Sans OGM, pas de solution au choc alimentaire ?

Ils sont partie intégrante de la solution à la crise alimentaire mondiale qui s’annonce. Et l’Europe est en retard en la matière. Le débat y a pris un tour caricatural. Si j’étais à la place des dirigeants de Monsanto, Bayer, Syngenta, je licencierais les responsables de la communication et du marketing et j’embaucherais ceux de José Bové ! Le discours sur le  » brevetage du vivant  » ne me convient pas : à mes yeux, il est normal qu’une entreprise qui a investi dans la recherche d’une meilleure semence la rentabilise. C’est de l’innovation technologique, pas du vivant  » naturel « , tel que la nature l’a donné. Cela dit, les pays en développement ont cruellement besoin de ces nouvelles semences, et ne peuvent généralement pas se les offrir. Je plaide pour la constitution de partenariats public-privé pour les mettre à disposition des plus pauvres. Et même pour que l’achat de ces graines soit financé par l’aide internationale.

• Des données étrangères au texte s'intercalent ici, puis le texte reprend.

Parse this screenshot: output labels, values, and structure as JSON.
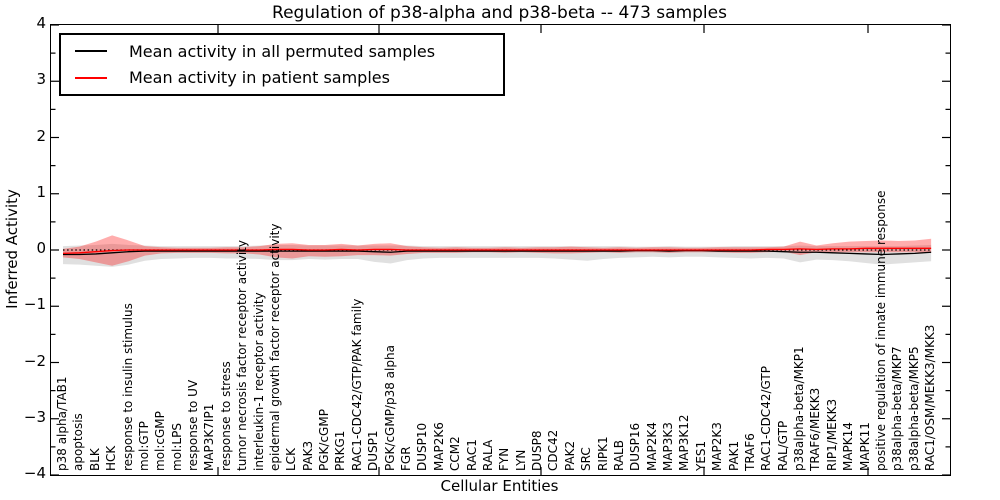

Cela dit, bien sûr, les OGM seuls ne suffiront pas : nous devons agir sur de multiples fronts : il faudra, parallèlement, avancer sur l’irrigation – les gaspillages d’eau sont phénoménaux en Inde, notamment – et sur l’épuisement des sols. Au Brésil, les agriculteurs ont une attitude  » minière  » : quand le sol est épuisé, ils plantent ailleurs !

Le choc alimentaire redonnera-t-il un peu de pouvoir aux pays du Sud ?

Certains pays – comme la Russie, l’Ukraine, le Brésil, le Vietnam… – auront effectivement la responsabilité de nourrir une partie de la planète, ce qui leur donnera une capacité d’influence considérable. Si la Russie utilise ses céréales comme une arme, comme elle l’a fait avec son gaz, gare ! Imaginez la puissance qu’aurait un  » Foodprom « …

Vous évoquez la nécessité d’un protectionnisme pour l’Afrique.

Certains pays africains sont dans une position très vulnérable. Il leur faut des engrais, des semences, des infrastructures de transport, on doit créer un climat de confiance pour les négociants. Cela va prendre du temps et, dans l’intervalle, les villes continuent à se peupler. Les marchés intérieurs doivent être protégés pendant une phase transitoire, sinon l’afflux de produits importés bradés ruinera tous les efforts consentis. Mais cela ne peut être qu’une étape, car l’Afrique n’a aucunement intérêt à se couper encore plus du marché mondial. Parallèlement, nous devons continuer à démanteler les barrières commerciales, faire mieux respecter les règles de l’OMC.

La spéculation a aggravé la flambée des prix agricoles. Vous ne la jugez pourtant pas condamnable dans l’absolu ?

Non, la spéculation, sur les marchés à terme de produits agricoles, est un outil indispensable de gestion du risque. Simplement, les autorités boursières doivent éviter les dérives. Et j’aimerais qu’un fonds international chargé de  » contre-spéculer  » voie le jour. Un peu comme une banque centrale.